In one instance, an experiment was conducted whereby the gender of a small handful of babies was swapped with female toddlers who were passed off as boys, and vice versa, through a change in clothing and name. The children were placed on a rug with toy robots and cars, dollies and soft toys, and adult volunteers with no relationship with these children were asked to interact with the child. What became immediately apparent from the footage shown was the perceived gender of these children consistently shaped the volunteers’ behaviour towards the child, with ‘girls’ consistently being offered soft toys that they could nurture and ‘boys’ being offered toys that help with spatial awareness.
The programme also emphasised how many children’s books work to reinforce gender stereotypes, claiming that ‘girls’ books tend to suffer from a lack of active female protagonists and ‘boys’ books tend to celebrate traits such as ‘excessive competitiveness’ both potentially hugely damaging and stifling characteristics, in very different ways.
In another sequence, the class teacher is shown repeatedly refering to his female students as ‘love’, and his male students as ‘mate’ as a means of endearing himself to students. This behaviour was highlighted as potentially perpetuating a distinct gender divide in his class.
This teacher’s interactions made me very aware of my pedagogy and the ways in which I address learners. I am aware of my deeply problematic use of ‘ladies’ and ‘gents’ in seminar scenarios.
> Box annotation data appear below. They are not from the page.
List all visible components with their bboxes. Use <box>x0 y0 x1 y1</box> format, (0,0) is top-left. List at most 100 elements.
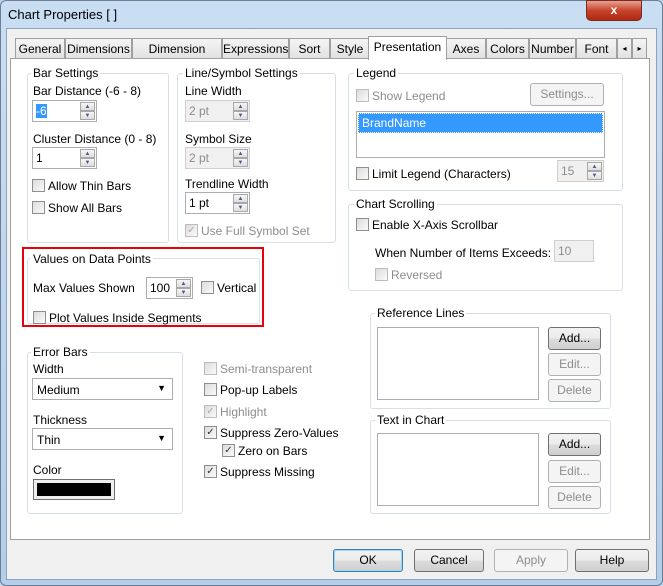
allow-thin-bars-checkbox[interactable] <box>32 179 45 192</box>
highlight-label: Highlight <box>220 405 267 419</box>
help-button[interactable]: Help <box>575 549 649 572</box>
text-delete-button[interactable]: Delete <box>548 486 601 509</box>
text-add-button[interactable]: Add... <box>548 433 601 456</box>
line-width-value: 2 pt <box>189 104 210 118</box>
zero-on-bars-checkbox[interactable]: ✓ <box>222 444 235 457</box>
enable-scrollbar-checkbox[interactable] <box>356 218 369 231</box>
window-title: Chart Properties [ ] <box>8 7 118 22</box>
show-all-bars-checkbox[interactable] <box>32 201 45 214</box>
spin-down-icon: ▼ <box>587 171 602 180</box>
show-legend-checkbox[interactable] <box>356 89 369 102</box>
max-values-spinner[interactable]: 100 ▲ ▼ <box>146 277 193 299</box>
line-width-label: Line Width <box>185 84 242 98</box>
tab-number[interactable]: Number <box>529 38 576 59</box>
legend-title: Legend <box>354 66 399 80</box>
tab-presentation[interactable]: Presentation <box>368 36 447 60</box>
bar-distance-label: Bar Distance (-6 - 8) <box>33 84 142 98</box>
use-full-symbol-set-checkbox[interactable]: ✓ <box>185 224 198 237</box>
ok-button[interactable]: OK <box>333 549 403 572</box>
spin-up-icon: ▲ <box>233 149 248 158</box>
plot-inside-label[interactable]: Plot Values Inside Segments <box>49 311 202 325</box>
chart-scrolling-title: Chart Scrolling <box>354 197 437 211</box>
tab-style[interactable]: Style <box>330 38 370 59</box>
bar-distance-spinner[interactable]: -6 ▲ ▼ <box>32 100 97 122</box>
suppress-zero-checkbox[interactable]: ✓ <box>204 426 217 439</box>
legend-list-item[interactable]: BrandName <box>358 113 603 133</box>
plot-inside-checkbox[interactable] <box>33 311 46 324</box>
reversed-checkbox[interactable] <box>375 268 388 281</box>
tab-axes[interactable]: Axes <box>446 38 486 59</box>
max-values-value[interactable]: 100 <box>150 281 170 295</box>
text-in-chart-list[interactable] <box>377 433 539 506</box>
tab-expressions[interactable]: Expressions <box>222 38 289 59</box>
popup-labels-checkbox[interactable] <box>204 383 217 396</box>
error-width-dropdown[interactable]: Medium ▼ <box>32 378 173 400</box>
cluster-distance-spinner[interactable]: 1 ▲ ▼ <box>32 147 97 169</box>
spin-up-icon[interactable]: ▲ <box>80 149 95 158</box>
tab-dimensions[interactable]: Dimensions <box>65 38 132 59</box>
popup-labels-label[interactable]: Pop-up Labels <box>220 383 297 397</box>
tab-font[interactable]: Font <box>576 38 617 59</box>
spin-up-icon: ▲ <box>587 162 602 171</box>
reversed-label: Reversed <box>391 268 443 282</box>
tab-general[interactable]: General <box>15 38 65 59</box>
spin-down-icon[interactable]: ▼ <box>233 203 248 212</box>
limit-legend-checkbox[interactable] <box>356 167 369 180</box>
show-all-bars-label[interactable]: Show All Bars <box>48 201 122 215</box>
line-width-spinner[interactable]: 2 pt ▲ ▼ <box>185 100 250 122</box>
spin-up-icon[interactable]: ▲ <box>233 194 248 203</box>
error-width-label: Width <box>33 362 64 376</box>
limit-legend-value: 15 <box>561 164 575 178</box>
reference-add-button[interactable]: Add... <box>548 327 601 350</box>
spin-down-icon[interactable]: ▼ <box>176 288 191 297</box>
when-exceeds-input[interactable]: 10 <box>554 240 594 262</box>
spin-up-icon[interactable]: ▲ <box>176 279 191 288</box>
spin-up-icon: ▲ <box>233 102 248 111</box>
text-edit-button[interactable]: Edit... <box>548 460 601 483</box>
tab-scroll-left-icon[interactable]: ◂ <box>617 38 632 59</box>
apply-button[interactable]: Apply <box>494 549 568 572</box>
vertical-label[interactable]: Vertical <box>217 281 256 295</box>
tab-colors[interactable]: Colors <box>486 38 529 59</box>
spin-down-icon: ▼ <box>233 111 248 120</box>
trendline-width-spinner[interactable]: 1 pt ▲ ▼ <box>185 192 250 214</box>
color-button[interactable] <box>33 479 115 500</box>
when-exceeds-value: 10 <box>558 244 572 258</box>
chevron-down-icon: ▼ <box>157 383 166 393</box>
symbol-size-label: Symbol Size <box>185 132 252 146</box>
legend-settings-button[interactable]: Settings... <box>530 83 604 106</box>
vertical-checkbox[interactable] <box>201 281 214 294</box>
spin-down-icon[interactable]: ▼ <box>80 111 95 120</box>
limit-legend-spinner[interactable]: 15 ▲ ▼ <box>557 160 604 182</box>
suppress-missing-label[interactable]: Suppress Missing <box>220 465 315 479</box>
allow-thin-bars-label[interactable]: Allow Thin Bars <box>48 179 131 193</box>
enable-scrollbar-label[interactable]: Enable X-Axis Scrollbar <box>372 218 498 232</box>
semi-transparent-checkbox[interactable] <box>204 362 217 375</box>
tab-sort[interactable]: Sort <box>289 38 330 59</box>
trendline-width-value[interactable]: 1 pt <box>189 196 209 210</box>
semi-transparent-label: Semi-transparent <box>220 362 313 376</box>
thickness-dropdown[interactable]: Thin ▼ <box>32 428 173 450</box>
zero-on-bars-label[interactable]: Zero on Bars <box>238 444 307 458</box>
reference-lines-title: Reference Lines <box>375 306 467 320</box>
bar-distance-value[interactable]: -6 <box>36 104 47 118</box>
tab-dimension-limits[interactable]: Dimension Limits <box>132 38 222 76</box>
limit-legend-label[interactable]: Limit Legend (Characters) <box>372 167 511 181</box>
close-button[interactable]: x <box>586 0 642 21</box>
reference-delete-button[interactable]: Delete <box>548 379 601 402</box>
reference-lines-list[interactable] <box>377 327 539 400</box>
values-on-data-points-title: Values on Data Points <box>31 252 153 266</box>
suppress-zero-label[interactable]: Suppress Zero-Values <box>220 426 339 440</box>
suppress-missing-checkbox[interactable]: ✓ <box>204 465 217 478</box>
tab-scroll-right-icon[interactable]: ▸ <box>632 38 647 59</box>
cancel-button[interactable]: Cancel <box>414 549 484 572</box>
symbol-size-spinner[interactable]: 2 pt ▲ ▼ <box>185 147 250 169</box>
thickness-value: Thin <box>37 433 61 447</box>
reference-edit-button[interactable]: Edit... <box>548 353 601 376</box>
cluster-distance-value[interactable]: 1 <box>36 151 43 165</box>
highlight-checkbox[interactable]: ✓ <box>204 405 217 418</box>
error-width-value: Medium <box>37 383 80 397</box>
legend-list[interactable]: BrandName <box>356 111 605 158</box>
spin-up-icon[interactable]: ▲ <box>80 102 95 111</box>
spin-down-icon[interactable]: ▼ <box>80 158 95 167</box>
These heteronormative terms are deeply problematic in terms of asserting gender difference and have previously proven awkward when working with trans students. I previously used these terms when working with children and young teens as a means of acknowledging learners as young adults, mature individuals and equals, but I may actually be inadvertently patronising learners.
Considering the complexities of identity politics and the aforementioned gender inequities, it is tempting to throw our hands in the air and despair at a culture that reinforces these heteronormative ideas which can damage all of us. But we must remember that we are a part of that system.
If we are not careful our privilege or limited experience can blind us to our constraints and despite our best intentions, we can be part of the problem. We need to take a leaf out of our niece’s (and nephew’s) books and keep our minds open.
Yet on August 5th the Daily Mail asked was No More Boys and Girls intent ‘PC lunacy?’ or a ‘lesson for us all?’ and a Daily Express feature on Wednesday August 16th entitled ‘Gender Neutral Classrooms: Lorraine viewers FUME at new BBC show No More Boys and Girls’ claimed that ‘Viewers tuning in to watch today’s edition of ITV’s Lorraine were left furious following a segment on gender neutral classrooms.’
One tweet quoted in the article read:
“Those fools of parents who thinks [sic] classes should be gender-neutral really want to have a look in the mirror. Disgrace. Attention-seeking!”
This Twitter response encapsulates the problem with the programme’s misleading title (not helped by alarmist or sensationalising coverage of the programme in the broader media). It can prompt a knee-jerk reaction which subsequently closes off any openness to the actual ideas that are advanced in the programme. I find it hard to believe that any loving parent wouldn’t want equal opportunities and more positive gender standards for their children.
The onus is therefore on us to take care in our everyday interactions with our nieces and nephews. In my case to not simply buy them the book with the passive female character, to encourage their love of pirates, to discourage their assertions that ‘boys can’t wear dresses,’ to celebrate their assertive moments and to not chastise them for ‘bossiness’ when they state clearly what they feel their requirements are. It’s a time-consuming, continuous and at times difficult job, but it’s one we must take seriously and constantly mindful of if we are all to move forward.